Obwohl die Anerkennung der israelischen Nationalität selbst unter den meisten Ländern im Nahen Osten immer weiter verbreitet ist, wird dieser Prozess von zwei eng zusammenhängenden – und gefährlichen – Ansichten behindert. Die erste ist die im Nahen Osten immer stärker werdende Verschiebung von der Ablehnung der Legitimität Israels zur Ablehnung der Legitimität des Zionismus. Die zweite ist die wachsende Tendenz bei Palästinensern, anderen Arabern und vielen Europäern, einen israelisch-palästinensischen Staat mit zwei Nationalitäten der ursprünglichen Zweistaatenlösung vorzuziehen.

Die Sprecher der Hamas sprechen nicht von „Israelis“, sondern von „Zionisten“, ebenso der iranische Präsident Mahmud Ahmadinedschad. Diskussionen über die „Entzionisierung“ Israels sind ebenfalls an Universitäten weltweit und sogar unter jüdischen Linken zu hören. Auch in Israel gibt es Menschen, wenn auch nicht viele, die sich „Post-Zionisten“ oder „Nicht-Zionisten“ nennen.

Doch äußert sich der Zionismus heute praktisch nur noch in dem Gesetz der Rückkehr, das kein rassistisches Gesetz, sondern ein moralisches Gesetz ist. Als sich die Nationen der Welt für die Schaffung eines eigenständigen jüdischen Staates entschieden, sahen sie diesen nicht nur für die 600.000 Juden vor, die dort lebten. Stattdessen beabsichtigten sie, dass Israel dazu beitragen würde, das jüdische Problem überall auf der Welt zu lösen, indem es allen Juden, die die Diaspora verlassen wollten, die Möglichkeit dazu gab.
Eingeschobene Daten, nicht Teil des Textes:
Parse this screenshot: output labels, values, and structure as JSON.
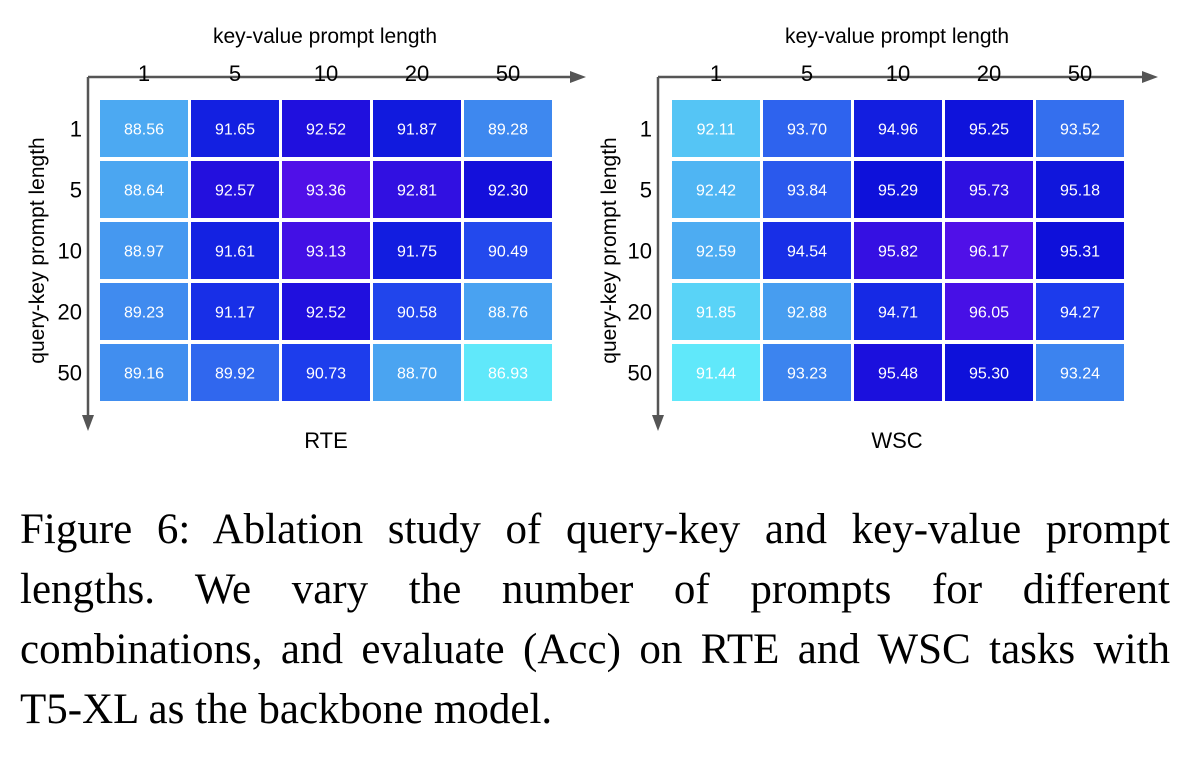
{
  "chart_data": [
    {
      "type": "heatmap",
      "title": "RTE",
      "xlabel": "key-value prompt length",
      "ylabel": "query-key prompt length",
      "x": [
        "1",
        "5",
        "10",
        "20",
        "50"
      ],
      "y": [
        "1",
        "5",
        "10",
        "20",
        "50"
      ],
      "values": [
        [
          88.56,
          91.65,
          92.52,
          91.87,
          89.28
        ],
        [
          88.64,
          92.57,
          93.36,
          92.81,
          92.3
        ],
        [
          88.97,
          91.61,
          93.13,
          91.75,
          90.49
        ],
        [
          89.23,
          91.17,
          92.52,
          90.58,
          88.76
        ],
        [
          89.16,
          89.92,
          90.73,
          88.7,
          86.93
        ]
      ],
      "labels": [
        [
          "88.56",
          "91.65",
          "92.52",
          "91.87",
          "89.28"
        ],
        [
          "88.64",
          "92.57",
          "93.36",
          "92.81",
          "92.30"
        ],
        [
          "88.97",
          "91.61",
          "93.13",
          "91.75",
          "90.49"
        ],
        [
          "89.23",
          "91.17",
          "92.52",
          "90.58",
          "88.76"
        ],
        [
          "89.16",
          "89.92",
          "90.73",
          "88.70",
          "86.93"
        ]
      ]
    },
    {
      "type": "heatmap",
      "title": "WSC",
      "xlabel": "key-value prompt length",
      "ylabel": "query-key prompt length",
      "x": [
        "1",
        "5",
        "10",
        "20",
        "50"
      ],
      "y": [
        "1",
        "5",
        "10",
        "20",
        "50"
      ],
      "values": [
        [
          92.11,
          93.7,
          94.96,
          95.25,
          93.52
        ],
        [
          92.42,
          93.84,
          95.29,
          95.73,
          95.18
        ],
        [
          92.59,
          94.54,
          95.82,
          96.17,
          95.31
        ],
        [
          91.85,
          92.88,
          94.71,
          96.05,
          94.27
        ],
        [
          91.44,
          93.23,
          95.48,
          95.3,
          93.24
        ]
      ],
      "labels": [
        [
          "92.11",
          "93.70",
          "94.96",
          "95.25",
          "93.52"
        ],
        [
          "92.42",
          "93.84",
          "95.29",
          "95.73",
          "95.18"
        ],
        [
          "92.59",
          "94.54",
          "95.82",
          "96.17",
          "95.31"
        ],
        [
          "91.85",
          "92.88",
          "94.71",
          "96.05",
          "94.27"
        ],
        [
          "91.44",
          "93.23",
          "95.48",
          "95.30",
          "93.24"
        ]
      ]
    }
  ],
  "caption": "Figure 6: Ablation study of query-key and key-value prompt lengths. We vary the number of prompts for different combinations, and evaluate (Acc) on RTE and WSC tasks with T5-XL as the backbone model."
}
Die Vorstellung von einem binationalen israelisch-palästinensischen Staat verkörpert die gefährliche Illusion, dass zwei Völker, die in ihrer Sprache, Religion, Kultur und Geschichte vollkommen unterschiedlich sind, die durch eine große ökonomische Kluft getrennt und an ihre eigenen externen Welten gebunden sind – die Palästinenser an die arabische Welt und die Israelis an den Rest des Weltjudentums –, unter dem Dach eines Staates vereint werden könnten. Zudem handelt es sich um zwei Völker, die seit einem Jahrhundert intensiv in einen blutigen und schwierigen Konflikt verwickelt waren.
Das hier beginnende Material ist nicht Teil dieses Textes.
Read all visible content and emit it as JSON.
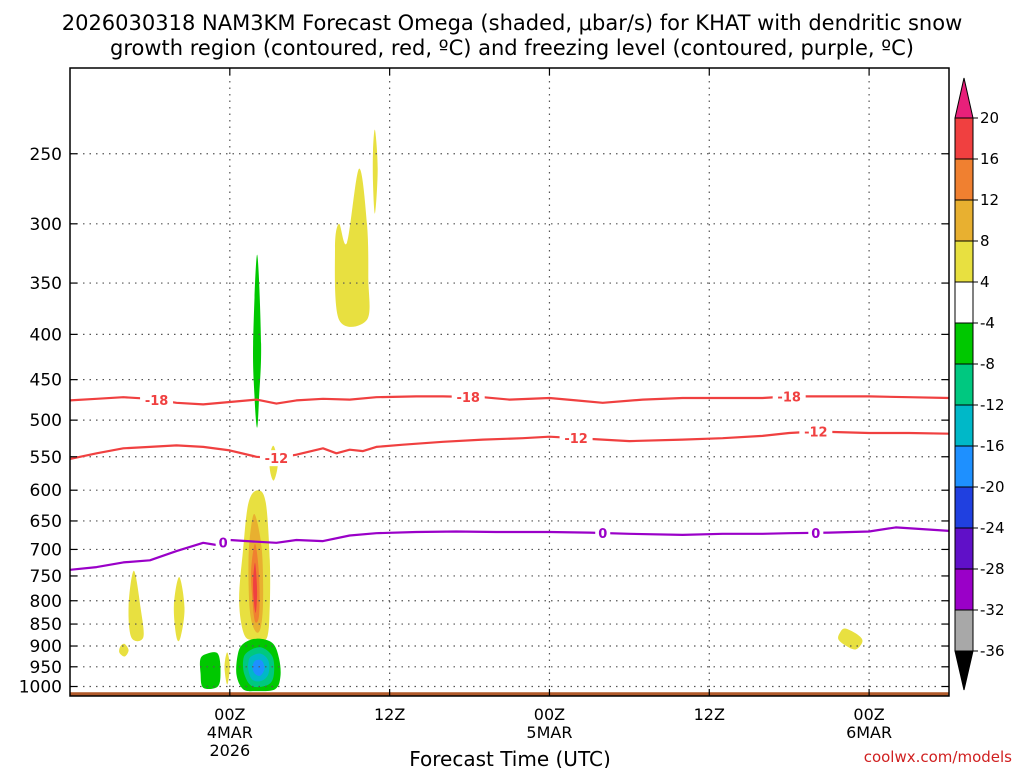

Als unterschiedliche Nationen verdienen sowohl die Palästinenser als auch die Israelis ihre eigenen Staaten. Es muss eine eindeutige Grenze zwischen beiden geben. In Israel besitzt eine israelische arabisch-palästinensische Minderheit die volle Staatsbürgerschaft, auch wenn noch viel zu tun bleibt, bis sie gesellschaftlich und wirtschaftlich vollkommen gleichgestellt ist. Es wäre möglich, dass im palästinensischen Staat eine kleine jüdische Minderheit leben würde, die aus Siedlern im Westjordanland bestünde, deren Verbundenheit mit dem biblischen Heimatland so intensiv ist, dass sie bereit wären, unter palästinensischer Kontrolle zu leben – vorausgesetzt, die Palästinenser würden ihnen die palästinensische Staatsbürgerschaft gewähren.

In den frühen Jahren des Zionismus sagte der in Berlin geborene, große jüdische Gelehrte Gershom Scholem einmal, dass die Juden zu einer beschwerlichen Reise aufgebrochen seien, einer Rückkehr zur Geschichte. In anderen Worten, die Juden, deren Identität in der Diaspora auf einer mythologischen Erinnerung und Zeit beruhte, kehrten nun zurück zu den scharf umrissenen Elementen ihrer Identität: einem von Grenzen definierten Gebiet und einem detaillierten chronologischen Verständnis ihrer eigenen Geschichte.

Sechzig Jahre später erinnert uns der arabisch-israelische Konflikt daran, dass die Reise der Juden zurück zur Geschichte weitergeht.